ワンランク上のお寿司が握れる夢のロボット
一つのアイディアが、業界の常識を変えてしまうことがあります。
今回ご紹介する「職人ロボット助人」を開発したスズモ(鈴茂器工)は、米飯加工ロボットや食品加工機械、自動包装機械などを手がけるメーカーです。特に寿司の製造機械では20年以上の実績があり、過去に数々のヒットを飛ばしてきました。
のり巻、いなり寿司、握り寿司、手巻き寿司、軍艦巻き…。ご存知の通りお寿司にはいろんなタイプがありますが、スズモの製品はあらゆるタイプのお寿司を大量に作ることを可能にしてきました。
そんな歴史を持つスズモが業界でも注目を浴びたのが、この「寿司職人 助人」です。外観は普通のお櫃にしか見えませんが、1時間で最高1200個の握り寿司を作れるのです。熟練の寿司職人さんでも1時間で握れるお寿司の数は300個前後なので、人間の4倍の生産能力がある優れモノなのです。しかも数だけではなく、人間の感覚に近い仕上がりも実現したのがこの助人の凄さなのです。
現場のニーズを捉えた製品開発
人間の握り感覚に近づける秘密は、助人の独自の構造にあります。
最初に、寿司飯をスクリューコンベアで下部から上部へ押し上げながら圧縮します。次にそのコンベアの終端に設けた成形孔より、断面が小判形の棒状に押し出します。最後に、これを所定の厚さで横方向に次々とカットして、シャリ玉を連続的に製造するのです。

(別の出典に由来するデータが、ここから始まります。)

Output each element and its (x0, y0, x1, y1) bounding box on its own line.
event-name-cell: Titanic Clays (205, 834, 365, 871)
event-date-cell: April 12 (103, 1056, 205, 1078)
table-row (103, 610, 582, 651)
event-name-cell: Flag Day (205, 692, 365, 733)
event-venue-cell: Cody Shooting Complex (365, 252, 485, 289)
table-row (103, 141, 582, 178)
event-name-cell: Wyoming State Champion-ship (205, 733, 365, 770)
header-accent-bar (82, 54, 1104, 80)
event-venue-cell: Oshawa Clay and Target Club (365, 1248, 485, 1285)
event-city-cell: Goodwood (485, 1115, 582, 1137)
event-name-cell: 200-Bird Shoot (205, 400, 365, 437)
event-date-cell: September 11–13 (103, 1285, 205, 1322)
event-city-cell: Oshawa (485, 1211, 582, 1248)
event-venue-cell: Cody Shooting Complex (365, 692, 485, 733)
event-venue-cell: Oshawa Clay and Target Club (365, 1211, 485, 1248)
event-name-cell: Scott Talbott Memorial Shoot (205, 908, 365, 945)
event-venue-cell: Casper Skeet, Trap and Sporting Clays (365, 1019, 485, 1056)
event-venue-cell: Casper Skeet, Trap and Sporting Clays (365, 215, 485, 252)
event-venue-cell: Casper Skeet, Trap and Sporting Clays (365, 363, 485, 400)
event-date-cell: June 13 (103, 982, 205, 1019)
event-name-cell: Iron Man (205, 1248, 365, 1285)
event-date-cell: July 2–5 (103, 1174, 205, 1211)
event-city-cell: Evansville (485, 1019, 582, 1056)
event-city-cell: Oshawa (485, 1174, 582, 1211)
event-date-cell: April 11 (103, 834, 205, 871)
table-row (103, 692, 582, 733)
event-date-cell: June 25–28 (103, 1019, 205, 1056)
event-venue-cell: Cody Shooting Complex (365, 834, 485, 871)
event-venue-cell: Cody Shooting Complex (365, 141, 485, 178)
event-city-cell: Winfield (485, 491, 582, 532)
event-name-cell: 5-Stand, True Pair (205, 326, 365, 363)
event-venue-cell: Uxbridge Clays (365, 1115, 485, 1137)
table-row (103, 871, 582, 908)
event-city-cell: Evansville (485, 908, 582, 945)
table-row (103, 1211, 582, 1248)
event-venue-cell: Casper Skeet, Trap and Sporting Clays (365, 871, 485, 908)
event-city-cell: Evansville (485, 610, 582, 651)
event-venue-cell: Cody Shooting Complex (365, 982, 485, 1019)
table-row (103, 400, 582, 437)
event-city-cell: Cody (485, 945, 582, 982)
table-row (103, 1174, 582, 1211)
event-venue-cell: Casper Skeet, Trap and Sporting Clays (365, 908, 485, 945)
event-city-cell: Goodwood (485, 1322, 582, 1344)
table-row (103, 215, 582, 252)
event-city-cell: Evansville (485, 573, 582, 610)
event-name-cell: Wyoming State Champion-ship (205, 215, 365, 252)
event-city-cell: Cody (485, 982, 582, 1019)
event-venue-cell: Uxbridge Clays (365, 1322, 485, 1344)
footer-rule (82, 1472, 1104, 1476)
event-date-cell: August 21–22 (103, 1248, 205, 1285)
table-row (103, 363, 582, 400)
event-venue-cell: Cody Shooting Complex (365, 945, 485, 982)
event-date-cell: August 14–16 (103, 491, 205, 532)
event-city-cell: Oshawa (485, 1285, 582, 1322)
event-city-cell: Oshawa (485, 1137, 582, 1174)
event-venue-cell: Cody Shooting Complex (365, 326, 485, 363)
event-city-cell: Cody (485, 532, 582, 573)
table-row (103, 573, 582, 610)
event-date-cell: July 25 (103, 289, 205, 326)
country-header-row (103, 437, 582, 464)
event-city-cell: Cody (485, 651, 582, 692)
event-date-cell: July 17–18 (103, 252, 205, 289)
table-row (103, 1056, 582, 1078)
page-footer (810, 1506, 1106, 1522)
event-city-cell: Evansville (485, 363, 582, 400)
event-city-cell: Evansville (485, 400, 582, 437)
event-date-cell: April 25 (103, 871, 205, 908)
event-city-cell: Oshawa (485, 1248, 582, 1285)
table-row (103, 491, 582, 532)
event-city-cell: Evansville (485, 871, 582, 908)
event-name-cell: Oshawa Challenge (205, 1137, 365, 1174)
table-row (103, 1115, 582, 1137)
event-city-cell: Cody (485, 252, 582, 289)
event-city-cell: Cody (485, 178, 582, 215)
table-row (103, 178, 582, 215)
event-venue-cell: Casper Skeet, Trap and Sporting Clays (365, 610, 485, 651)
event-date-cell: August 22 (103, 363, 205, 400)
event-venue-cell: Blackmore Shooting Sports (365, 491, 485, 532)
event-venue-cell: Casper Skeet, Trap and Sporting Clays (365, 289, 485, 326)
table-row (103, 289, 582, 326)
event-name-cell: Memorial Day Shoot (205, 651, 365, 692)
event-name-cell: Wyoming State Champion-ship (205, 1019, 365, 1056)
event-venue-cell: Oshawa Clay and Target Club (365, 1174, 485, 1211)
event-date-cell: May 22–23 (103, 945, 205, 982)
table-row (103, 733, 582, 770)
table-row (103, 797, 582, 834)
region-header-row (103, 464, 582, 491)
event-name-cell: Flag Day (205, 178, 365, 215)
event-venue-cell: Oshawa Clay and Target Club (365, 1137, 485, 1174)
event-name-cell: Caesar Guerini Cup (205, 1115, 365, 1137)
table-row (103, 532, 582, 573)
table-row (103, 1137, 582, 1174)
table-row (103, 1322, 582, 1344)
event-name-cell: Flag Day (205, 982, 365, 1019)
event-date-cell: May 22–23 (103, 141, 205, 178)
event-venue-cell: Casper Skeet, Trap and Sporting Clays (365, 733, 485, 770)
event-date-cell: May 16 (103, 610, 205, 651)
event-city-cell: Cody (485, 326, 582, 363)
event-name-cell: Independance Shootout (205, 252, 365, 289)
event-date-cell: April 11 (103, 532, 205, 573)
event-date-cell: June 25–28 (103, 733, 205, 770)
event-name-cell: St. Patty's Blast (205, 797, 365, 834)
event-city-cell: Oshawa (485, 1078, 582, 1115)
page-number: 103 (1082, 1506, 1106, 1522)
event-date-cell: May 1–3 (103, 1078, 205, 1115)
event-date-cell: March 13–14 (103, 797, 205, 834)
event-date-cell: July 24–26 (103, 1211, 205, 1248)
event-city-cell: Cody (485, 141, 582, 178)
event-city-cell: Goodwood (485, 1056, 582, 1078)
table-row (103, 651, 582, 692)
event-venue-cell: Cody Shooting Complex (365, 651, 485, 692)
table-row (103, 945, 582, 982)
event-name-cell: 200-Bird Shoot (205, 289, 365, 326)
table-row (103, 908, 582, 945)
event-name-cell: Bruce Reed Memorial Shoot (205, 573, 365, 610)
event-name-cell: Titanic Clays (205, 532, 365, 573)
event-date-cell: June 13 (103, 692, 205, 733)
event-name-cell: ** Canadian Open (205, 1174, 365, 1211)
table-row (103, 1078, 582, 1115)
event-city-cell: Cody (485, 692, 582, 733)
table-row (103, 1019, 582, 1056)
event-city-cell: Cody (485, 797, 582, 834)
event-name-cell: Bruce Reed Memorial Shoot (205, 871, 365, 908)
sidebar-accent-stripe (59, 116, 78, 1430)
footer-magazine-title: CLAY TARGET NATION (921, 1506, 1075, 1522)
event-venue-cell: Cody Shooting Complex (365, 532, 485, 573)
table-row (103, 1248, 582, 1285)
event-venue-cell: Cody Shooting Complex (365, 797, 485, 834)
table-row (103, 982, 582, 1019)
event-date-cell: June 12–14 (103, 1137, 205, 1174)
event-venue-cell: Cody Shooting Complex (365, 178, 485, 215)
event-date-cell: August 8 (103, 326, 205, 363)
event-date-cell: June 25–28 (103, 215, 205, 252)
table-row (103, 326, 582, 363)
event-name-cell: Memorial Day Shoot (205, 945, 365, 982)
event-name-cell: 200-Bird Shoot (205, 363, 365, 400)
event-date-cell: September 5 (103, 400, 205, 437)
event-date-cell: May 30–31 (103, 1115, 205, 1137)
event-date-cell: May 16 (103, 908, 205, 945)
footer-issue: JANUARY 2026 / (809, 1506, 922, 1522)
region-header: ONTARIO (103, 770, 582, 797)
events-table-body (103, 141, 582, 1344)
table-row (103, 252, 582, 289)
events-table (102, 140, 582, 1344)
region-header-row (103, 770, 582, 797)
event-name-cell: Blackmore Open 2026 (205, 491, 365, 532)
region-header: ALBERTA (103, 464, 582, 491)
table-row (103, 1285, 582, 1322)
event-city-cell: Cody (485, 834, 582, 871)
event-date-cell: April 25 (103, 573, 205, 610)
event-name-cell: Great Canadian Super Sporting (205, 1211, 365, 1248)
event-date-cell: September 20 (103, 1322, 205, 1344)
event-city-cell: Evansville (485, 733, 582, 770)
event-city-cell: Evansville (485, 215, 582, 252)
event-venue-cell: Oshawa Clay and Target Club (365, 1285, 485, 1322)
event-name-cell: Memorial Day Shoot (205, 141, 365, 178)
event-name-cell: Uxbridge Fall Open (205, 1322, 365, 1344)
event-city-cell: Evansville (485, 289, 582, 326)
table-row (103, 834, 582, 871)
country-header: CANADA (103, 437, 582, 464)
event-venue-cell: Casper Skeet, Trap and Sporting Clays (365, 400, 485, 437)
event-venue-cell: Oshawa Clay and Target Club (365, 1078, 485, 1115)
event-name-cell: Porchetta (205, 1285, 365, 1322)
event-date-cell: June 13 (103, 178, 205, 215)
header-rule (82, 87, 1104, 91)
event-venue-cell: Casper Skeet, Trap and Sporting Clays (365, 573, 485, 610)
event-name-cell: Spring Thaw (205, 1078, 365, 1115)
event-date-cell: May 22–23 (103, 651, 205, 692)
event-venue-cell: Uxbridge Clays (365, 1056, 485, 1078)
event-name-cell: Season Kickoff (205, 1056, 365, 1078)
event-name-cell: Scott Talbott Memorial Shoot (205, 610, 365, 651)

この構造の大きな特徴は、形で成形するものとは完全に異なります。コンベアで移送される間に空気まで抱き込み、まるで手で握ったかのような“ふわっとしたやわらかな食感”を実現したのです。しかもその握りの柔らかさも、10段階に調節できます。
またお寿司は握る時の温度と湿度が大事なのですが、それらの調節も可能になっています。分解洗浄も簡単で、持ち運びもできるように1個の重量は16kg~30kgまで調節でき、家庭用電源でも使用できるように設計されています。
従来の製造機械は外観が機械そのものといったデザインが多く、サイズも大型なものが多かったため、高級店はもちろん家族連れに大人気の回転寿司チェーンなどでも敬遠されてきました。このお櫃のような外観は、お客様から見える厨房に設置しても違和感のないデザインになっています。
またこの助人は、人手不足の解消にも大きく貢献することになりました。現場での職人さん不足や、後継者問題に関しても、熟練の寿司職人の完成度に高い握りの仕上がりが効果を発揮したのです。
営業本部取締役の石坂英雄さんは、こう語ってくれました。
「当社の長年にわたる技術的蓄積を全て凝縮したものです。これまでの当社の機械より、1ランクも2ランクも上の寿司が握れます」
助人は企画から機械の小型化を実現し、デザインを決め、試作品をモニターに出し、改良を加えて発売するまでに5年かかっているそうです。値段も1台126万円、リースならば1日840円というのも好評で、1999年秋の発売以来順調な売れ行きを見せているそうです。お客さんにはまだ抵抗感があるので発表するところは少ないらしいですが、立ち寿司でも導入が進んでいるそうです。
業界の常識を変えた助人。その躍進は、まだまだ続くと思われます。
取材協力/鈴茂器工株式会社
社長の皆さん!
今回の事例は「従来、職人の技能に頼っていた工程を自動化した技術的アイデア」を守る権利(特許権)がポイントです。
また業界の常識を覆す画期的な知的財産ですから、複数の特許や実用新案登録、意匠登録、商標登録など包括的に権利化することも重要となります。
【ここがポイント!】
(1)複数の技術的アイデアが含まれるため、権利化するアイデアを設定すること
(2)課題(職人技の自動化)に最も寄与したアイデアを見極めること
(3)他社に特に模倣されたくない機構・構造はどれかを検討し、出願内容に反映する
今回の例では、市場規模も広範で寿司ビジネスに直結するアイデアですので、継続的な研究開発と長期的な権利化戦略、特許制度以外での権利化が重要です。また今後は、日本食の海外展開も益々盛んになります。海外での権利化の検討もオススメします。